We show that materials with the ability to form persistent spectral holes under illumination have frequency as an additional optically parallel accessible degree of freedom that may be incorporated into associative memory. This opens new possibilities for increasing the number of interconnections in optical models of neural networks. In our first example, a 144-element autoassociative memory matrix is constructed on two 12-bit vectors and has two dimensions (x and frequency omega).
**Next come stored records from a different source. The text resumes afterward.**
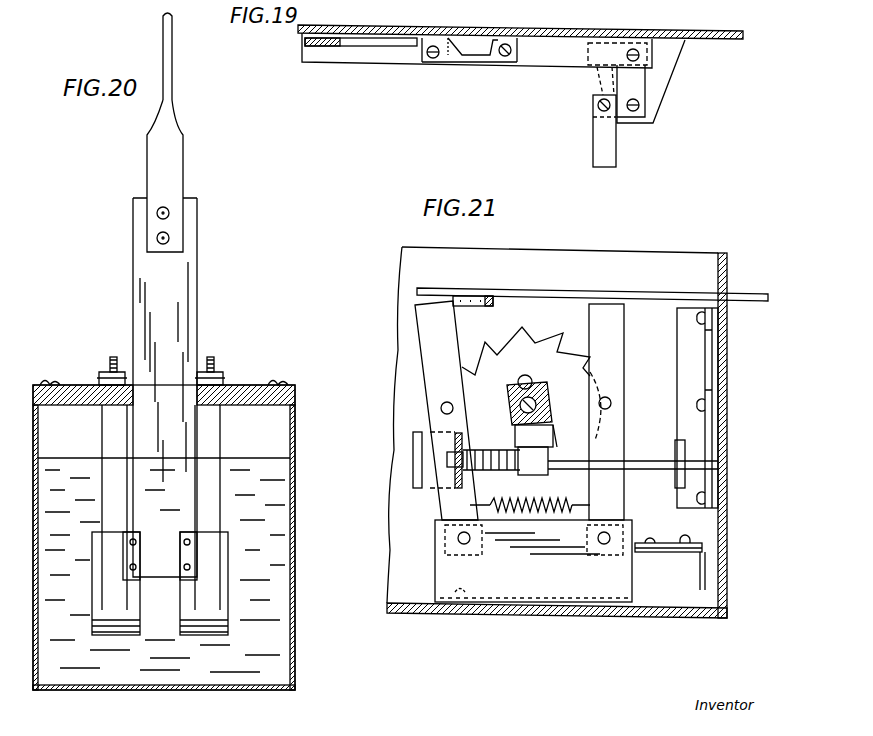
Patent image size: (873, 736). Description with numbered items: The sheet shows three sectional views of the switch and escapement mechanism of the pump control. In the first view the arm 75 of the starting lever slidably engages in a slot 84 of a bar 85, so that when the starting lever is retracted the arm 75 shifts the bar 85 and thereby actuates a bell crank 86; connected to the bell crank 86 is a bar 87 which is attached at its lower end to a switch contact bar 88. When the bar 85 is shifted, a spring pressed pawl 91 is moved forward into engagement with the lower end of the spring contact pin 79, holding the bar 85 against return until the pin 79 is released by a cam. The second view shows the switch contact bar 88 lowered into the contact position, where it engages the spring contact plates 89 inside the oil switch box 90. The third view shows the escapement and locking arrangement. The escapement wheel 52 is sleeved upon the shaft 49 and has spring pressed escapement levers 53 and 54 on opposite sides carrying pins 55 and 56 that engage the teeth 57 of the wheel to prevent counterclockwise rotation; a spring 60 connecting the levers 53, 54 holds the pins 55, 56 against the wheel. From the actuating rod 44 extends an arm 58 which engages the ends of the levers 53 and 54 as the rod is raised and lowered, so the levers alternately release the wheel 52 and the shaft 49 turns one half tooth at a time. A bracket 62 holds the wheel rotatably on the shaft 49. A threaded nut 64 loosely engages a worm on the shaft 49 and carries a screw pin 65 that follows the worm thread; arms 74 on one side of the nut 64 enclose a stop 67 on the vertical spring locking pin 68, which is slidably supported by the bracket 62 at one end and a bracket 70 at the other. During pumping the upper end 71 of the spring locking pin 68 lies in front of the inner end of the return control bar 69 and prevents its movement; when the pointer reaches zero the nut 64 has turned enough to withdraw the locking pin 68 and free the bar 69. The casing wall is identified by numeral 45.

In FIG. 21, the actuating rod 44 is at (435, 284).
In FIG. 19, the casing wall 45 is at (704, 33).
In FIG. 21, the casing wall 45 is at (728, 390).
In FIG. 21, the shaft 49 is at (553, 404).
In FIG. 21, the escapement wheel 52 is at (535, 346).
In FIG. 21, the escapement lever 53 is at (625, 351).
In FIG. 21, the escapement lever 54 is at (455, 323).
In FIG. 21, the pin 55 is at (611, 403).
In FIG. 21, the pin 56 is at (440, 408).
In FIG. 21, the teeth 57 is at (561, 341).
In FIG. 21, the arm 58 is at (495, 297).
In FIG. 21, the spring 60 is at (498, 503).
In FIG. 21, the bracket 62 is at (455, 490).
In FIG. 21, the threaded nut 64 is at (548, 389).
In FIG. 21, the screw pin 65 is at (527, 380).
In FIG. 21, the stop 67 is at (534, 436).
In FIG. 21, the spring locking pin 68 is at (548, 470).
In FIG. 21, the return control bar 69 is at (706, 448).
In FIG. 21, the bracket 70 is at (675, 447).
In FIG. 21, the upper end 71 is at (706, 466).
In FIG. 21, the arms 74 is at (556, 432).
In FIG. 19, the arm 75 is at (318, 46).
In FIG. 19, the spring contact pin 79 is at (505, 57).
In FIG. 19, the slot 84 is at (362, 46).
In FIG. 19, the bar 85 is at (558, 64).
In FIG. 19, the bell crank 86 is at (646, 93).
In FIG. 21, the bell crank 86 is at (704, 548).
In FIG. 19, the bar 87 is at (616, 153).
In FIG. 20, the bar 87 is at (176, 118).
In FIG. 20, the switch contact bar 88 is at (198, 270).
In FIG. 20, the spring contact plates 89 is at (102, 436).
In FIG. 20, the oil switch box 90 is at (296, 656).
In FIG. 19, the spring pressed pawl 91 is at (488, 58).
The probe vector at the memory input carries two erroneous bits (out of 1 2 bits) and is one-dimensional (spatial coordinate x); the memory output - with the error bits corrected-is one-dimensional in frequency omega. The second example uses memory input that is two-dimensional (image in coordinates x, y); the memory matrix is four-dimensional (x, y, omega, t), where t (time coordinate) is given by the temporal delay of photochemically accumulated stimulated photon echo signal; memory output is two-dimensional (omega and t) and corrects two bits out of the 1 2-bit vector. In the third example, quadratic autoassociative memory is coded in three dimensions (coordinates x, y, omega) and materializes 32 x 32 x 32 = 32 768 optical interconnections; the probe vector is given as a 32 x 32 spatial matrix (coordinates x, y); the output is one-dimensional, consists of 32 bits along the frequency axis, and corrects four erroneous bits.